Bu oyunları görselleştiren öğrenciler, birbirini kritik edip fikir alışverişinde bulunduktan sonra geri dönüşlerinde her biri bir diğerinin oyununu farklılaştırarak kendi bakış açısıyla oynar. Birinci oyuncu dönüşte üçüncü oyuncunun oyununu oynar. Üçüncü oyuncunun çarşı boyunca boşluk kullanımıyla oynadığı oyunu; birinci oyuncu daha üst ölçekten algıladığı kent parçasındaki boşluklarla oynar. Boşluklar sahil tarafında meydanlar ve rekreasyon alanlarıyken iç taraflara doğru kılcallaşır. Oyuncu oyununda bu boşlukları yükselterek yeni bir kurgu oluşturur.
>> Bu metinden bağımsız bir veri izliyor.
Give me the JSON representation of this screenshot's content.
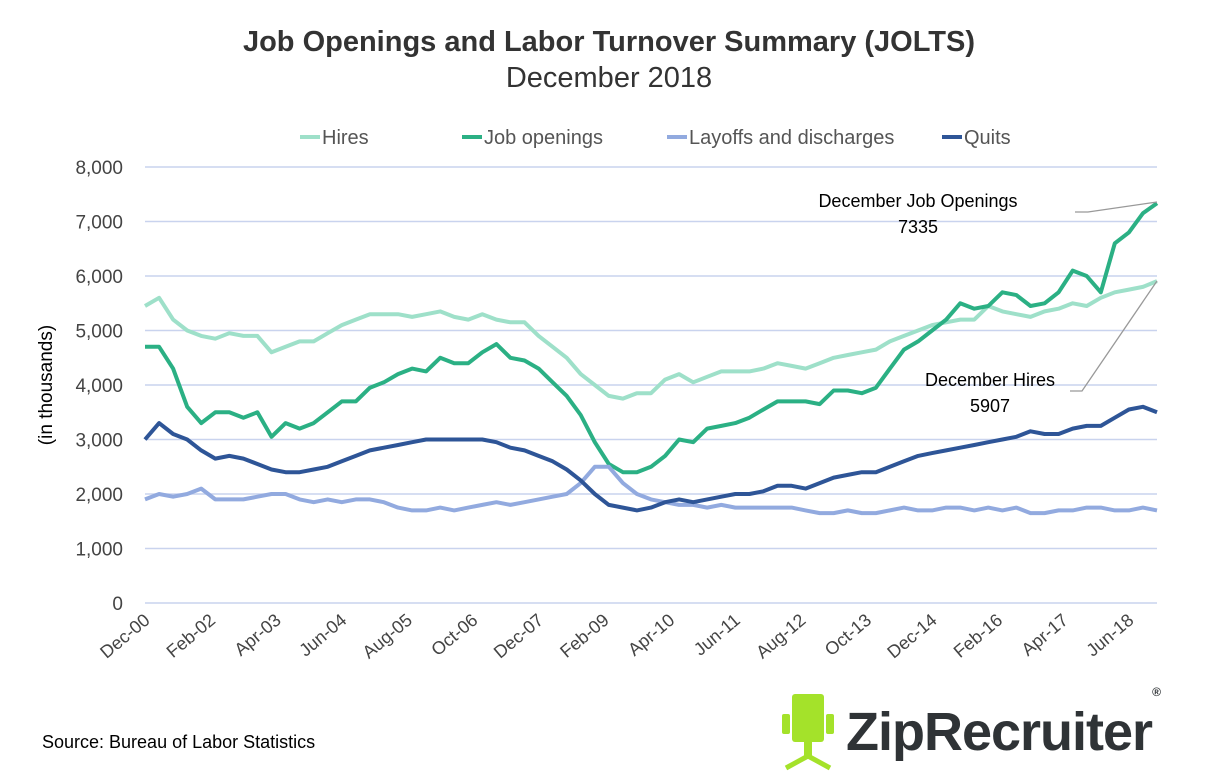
{
  "chart_data": {
    "type": "line",
    "title": "Job Openings and Labor Turnover Summary (JOLTS)",
    "subtitle": "December 2018",
    "ylabel": "(in thousands)",
    "xlabel": "",
    "ylim": [
      0,
      8000
    ],
    "yticks": [
      "0",
      "1,000",
      "2,000",
      "3,000",
      "4,000",
      "5,000",
      "6,000",
      "7,000",
      "8,000"
    ],
    "xticks": [
      "Dec-00",
      "Feb-02",
      "Apr-03",
      "Jun-04",
      "Aug-05",
      "Oct-06",
      "Dec-07",
      "Feb-09",
      "Apr-10",
      "Jun-11",
      "Aug-12",
      "Oct-13",
      "Dec-14",
      "Feb-16",
      "Apr-17",
      "Jun-18"
    ],
    "grid": true,
    "legend_position": "top",
    "x": [
      "2000-12",
      "2001-03",
      "2001-06",
      "2001-09",
      "2001-12",
      "2002-03",
      "2002-06",
      "2002-09",
      "2002-12",
      "2003-03",
      "2003-06",
      "2003-09",
      "2003-12",
      "2004-03",
      "2004-06",
      "2004-09",
      "2004-12",
      "2005-03",
      "2005-06",
      "2005-09",
      "2005-12",
      "2006-03",
      "2006-06",
      "2006-09",
      "2006-12",
      "2007-03",
      "2007-06",
      "2007-09",
      "2007-12",
      "2008-03",
      "2008-06",
      "2008-09",
      "2008-12",
      "2009-03",
      "2009-06",
      "2009-09",
      "2009-12",
      "2010-03",
      "2010-06",
      "2010-09",
      "2010-12",
      "2011-03",
      "2011-06",
      "2011-09",
      "2011-12",
      "2012-03",
      "2012-06",
      "2012-09",
      "2012-12",
      "2013-03",
      "2013-06",
      "2013-09",
      "2013-12",
      "2014-03",
      "2014-06",
      "2014-09",
      "2014-12",
      "2015-03",
      "2015-06",
      "2015-09",
      "2015-12",
      "2016-03",
      "2016-06",
      "2016-09",
      "2016-12",
      "2017-03",
      "2017-06",
      "2017-09",
      "2017-12",
      "2018-03",
      "2018-06",
      "2018-09",
      "2018-12"
    ],
    "series": [
      {
        "name": "Hires",
        "color": "#9ee0c9",
        "values": [
          5450,
          5600,
          5200,
          5000,
          4900,
          4850,
          4950,
          4900,
          4900,
          4600,
          4700,
          4800,
          4800,
          4950,
          5100,
          5200,
          5300,
          5300,
          5300,
          5250,
          5300,
          5350,
          5250,
          5200,
          5300,
          5200,
          5150,
          5150,
          4900,
          4700,
          4500,
          4200,
          4000,
          3800,
          3750,
          3850,
          3850,
          4100,
          4200,
          4050,
          4150,
          4250,
          4250,
          4250,
          4300,
          4400,
          4350,
          4300,
          4400,
          4500,
          4550,
          4600,
          4650,
          4800,
          4900,
          5000,
          5100,
          5150,
          5200,
          5200,
          5450,
          5350,
          5300,
          5250,
          5350,
          5400,
          5500,
          5450,
          5600,
          5700,
          5750,
          5800,
          5907
        ]
      },
      {
        "name": "Job openings",
        "color": "#2bb084",
        "values": [
          4700,
          4700,
          4300,
          3600,
          3300,
          3500,
          3500,
          3400,
          3500,
          3050,
          3300,
          3200,
          3300,
          3500,
          3700,
          3700,
          3950,
          4050,
          4200,
          4300,
          4250,
          4500,
          4400,
          4400,
          4600,
          4750,
          4500,
          4450,
          4300,
          4050,
          3800,
          3450,
          2950,
          2550,
          2400,
          2400,
          2500,
          2700,
          3000,
          2950,
          3200,
          3250,
          3300,
          3400,
          3550,
          3700,
          3700,
          3700,
          3650,
          3900,
          3900,
          3850,
          3950,
          4300,
          4650,
          4800,
          5000,
          5200,
          5500,
          5400,
          5450,
          5700,
          5650,
          5450,
          5500,
          5700,
          6100,
          6000,
          5700,
          6600,
          6800,
          7150,
          7335
        ]
      },
      {
        "name": "Layoffs and discharges",
        "color": "#92aadf",
        "values": [
          1900,
          2000,
          1950,
          2000,
          2100,
          1900,
          1900,
          1900,
          1950,
          2000,
          2000,
          1900,
          1850,
          1900,
          1850,
          1900,
          1900,
          1850,
          1750,
          1700,
          1700,
          1750,
          1700,
          1750,
          1800,
          1850,
          1800,
          1850,
          1900,
          1950,
          2000,
          2200,
          2500,
          2500,
          2200,
          2000,
          1900,
          1850,
          1800,
          1800,
          1750,
          1800,
          1750,
          1750,
          1750,
          1750,
          1750,
          1700,
          1650,
          1650,
          1700,
          1650,
          1650,
          1700,
          1750,
          1700,
          1700,
          1750,
          1750,
          1700,
          1750,
          1700,
          1750,
          1650,
          1650,
          1700,
          1700,
          1750,
          1750,
          1700,
          1700,
          1750,
          1700
        ]
      },
      {
        "name": "Quits",
        "color": "#2e5597",
        "values": [
          3000,
          3300,
          3100,
          3000,
          2800,
          2650,
          2700,
          2650,
          2550,
          2450,
          2400,
          2400,
          2450,
          2500,
          2600,
          2700,
          2800,
          2850,
          2900,
          2950,
          3000,
          3000,
          3000,
          3000,
          3000,
          2950,
          2850,
          2800,
          2700,
          2600,
          2450,
          2250,
          2000,
          1800,
          1750,
          1700,
          1750,
          1850,
          1900,
          1850,
          1900,
          1950,
          2000,
          2000,
          2050,
          2150,
          2150,
          2100,
          2200,
          2300,
          2350,
          2400,
          2400,
          2500,
          2600,
          2700,
          2750,
          2800,
          2850,
          2900,
          2950,
          3000,
          3050,
          3150,
          3100,
          3100,
          3200,
          3250,
          3250,
          3400,
          3550,
          3600,
          3500
        ]
      }
    ],
    "annotations": [
      {
        "label": "December Job Openings",
        "value": "7335"
      },
      {
        "label": "December Hires",
        "value": "5907"
      }
    ]
  },
  "source": "Source: Bureau of Labor Statistics",
  "logo": {
    "text": "ZipRecruiter",
    "mark": "®",
    "color": "#a4e22a"
  }
}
Üçüncü oyuncu dönüşte ikinci oyuncunun oyununu oynar. İkinci oyuncunun yapılardaki eklerin ölçeğini değiştirerek oynadığı oyunu, üçüncü oyuncu çarşıdaki ürün standları üzerinden oynar. Buradaki tarihi yapılar kendi özelliklerini kaybedip sergileme birimleri için asılacak yüzeyler haline gelmiş olmasından ötürü, bu sergileme birimlerinin ölçeğini değiştirerek yapılara yeniden entegre eder. Bu dönüşümlü oyun sistemini yerleşkeye her gidiş gelişte oynayan grup, her seferinde kendi oynadıkları oyunun diğer öğrenciler tarafından nasıl farklı biçimde oynandığını farkeder. Birbirleriyle sürekli olarak kendi deneyimlerini paylaşan öğrenciler, zamanla farklı deneyim biçimleri geliştirirler. Bu deneyimlerle, toplandıkları yerleşkeyi dönüştürdükleri gibi aynı zamanda kent de onlar için bir oyun alanı haline dönüşür.